IVR injection frequency tied to inferior subfield thickness in diabetic macular oedema
The baseline inferior subfield retinal thickness may predict the frequency of treatment for diabetic macular oedema (DME) during the first year in eyes administered pro re nata (PRN) intravitreal ranibizumab (IVR) injections, a new study shows.
The study included 68 eyes of 63 centre-involved DME patients who had received IVR injections for at least 12 months. Three IVR injections were administered monthly according to PRN dosing.
Spectral-domain optical coherence tomography (SD-OCT) scanning was performed to measure the mean retinal thickness at baseline. The outcome was the relationship between the thickness parameters at baseline and the number of IVR injections over a follow-up period of 12 months.
Of the 68 eyes, 10 received three loading doses, 34 received four to seven annual injections and 24 received at least eight injections.
There was a significant positive association between central subfield thickness and the number of injections received during the first year (p<0.001). Injection frequency was also related to the thickness of the fovea (p<0.001) and the nasal (p<0.001), temporal (p=0.002), superior (p=0.023) and inferior (p<0.001) subfields of the parafovea.

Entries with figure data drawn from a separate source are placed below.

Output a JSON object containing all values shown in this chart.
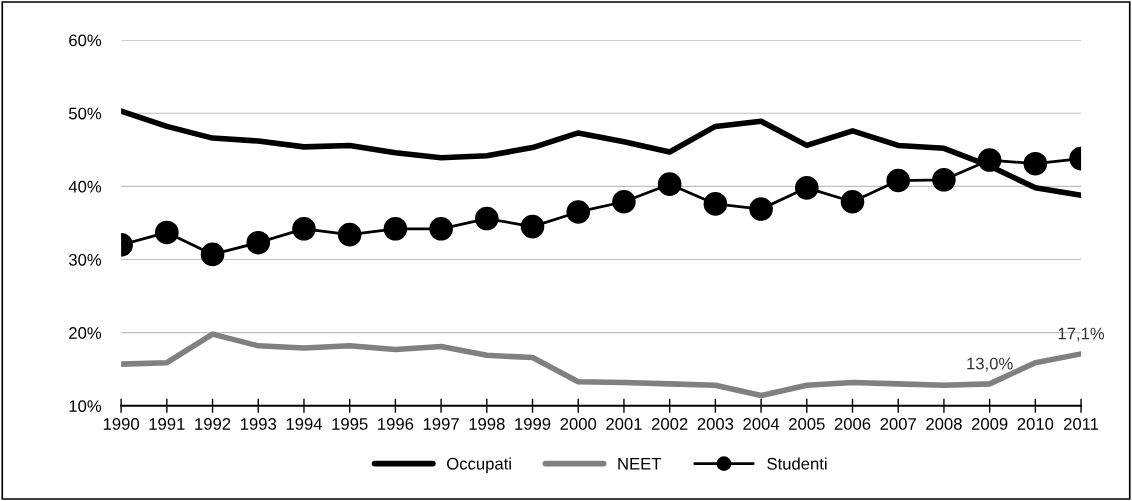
{
  "chart_data": {
    "type": "line",
    "categories": [
      "1990",
      "1991",
      "1992",
      "1993",
      "1994",
      "1995",
      "1996",
      "1997",
      "1998",
      "1999",
      "2000",
      "2001",
      "2002",
      "2003",
      "2004",
      "2005",
      "2006",
      "2007",
      "2008",
      "2009",
      "2010",
      "2011"
    ],
    "series": [
      {
        "name": "Occupati",
        "color": "#000000",
        "marker": "none",
        "values": [
          50.3,
          48.2,
          46.6,
          46.2,
          45.4,
          45.6,
          44.6,
          43.9,
          44.2,
          45.3,
          47.3,
          46.1,
          44.7,
          48.2,
          48.9,
          45.6,
          47.6,
          45.6,
          45.2,
          42.8,
          39.8,
          38.8
        ]
      },
      {
        "name": "NEET",
        "color": "#808080",
        "marker": "none",
        "values": [
          15.7,
          15.9,
          19.8,
          18.2,
          17.9,
          18.2,
          17.7,
          18.1,
          16.9,
          16.6,
          13.3,
          13.2,
          13.0,
          12.8,
          11.4,
          12.8,
          13.2,
          13.0,
          12.8,
          13.0,
          15.9,
          17.1
        ],
        "value_labels": [
          null,
          null,
          null,
          null,
          null,
          null,
          null,
          null,
          null,
          null,
          null,
          null,
          null,
          null,
          null,
          null,
          null,
          null,
          null,
          "13,0%",
          null,
          "17,1%"
        ]
      },
      {
        "name": "Studenti",
        "color": "#000000",
        "marker": "circle",
        "values": [
          32.0,
          33.7,
          30.7,
          32.3,
          34.2,
          33.4,
          34.2,
          34.2,
          35.6,
          34.5,
          36.5,
          37.9,
          40.3,
          37.6,
          36.9,
          39.8,
          37.9,
          40.8,
          40.9,
          43.6,
          43.1,
          43.8
        ]
      }
    ],
    "ylim": [
      10,
      60
    ],
    "yticks": [
      {
        "value": 10,
        "label": "10%"
      },
      {
        "value": 20,
        "label": "20%"
      },
      {
        "value": 30,
        "label": "30%"
      },
      {
        "value": 40,
        "label": "40%"
      },
      {
        "value": 50,
        "label": "50%"
      },
      {
        "value": 60,
        "label": "60%"
      }
    ],
    "grid": "y",
    "legend": "bottom",
    "line_style": "solid"
  }
}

In 54 eyes with cystoid macular oedema (CME), height of the foveal cystoids spaces was significantly associated with treatment frequency (p=0.002). The disruption of the EZ line and external limiting membrane (ELM) was also associated with the number of injections (p=0.032 and p=0.002, respectively).
Multivariate analysis showed that the number of IVR injections was significantly associated only with the retinal thickness in the inferior subfield (p<0.001).
Treatment frequency was not related to the height of serous retinal detachments (SRD; p=0.130), baseline ophthalmic findings, systemic factors and improved visual acuity.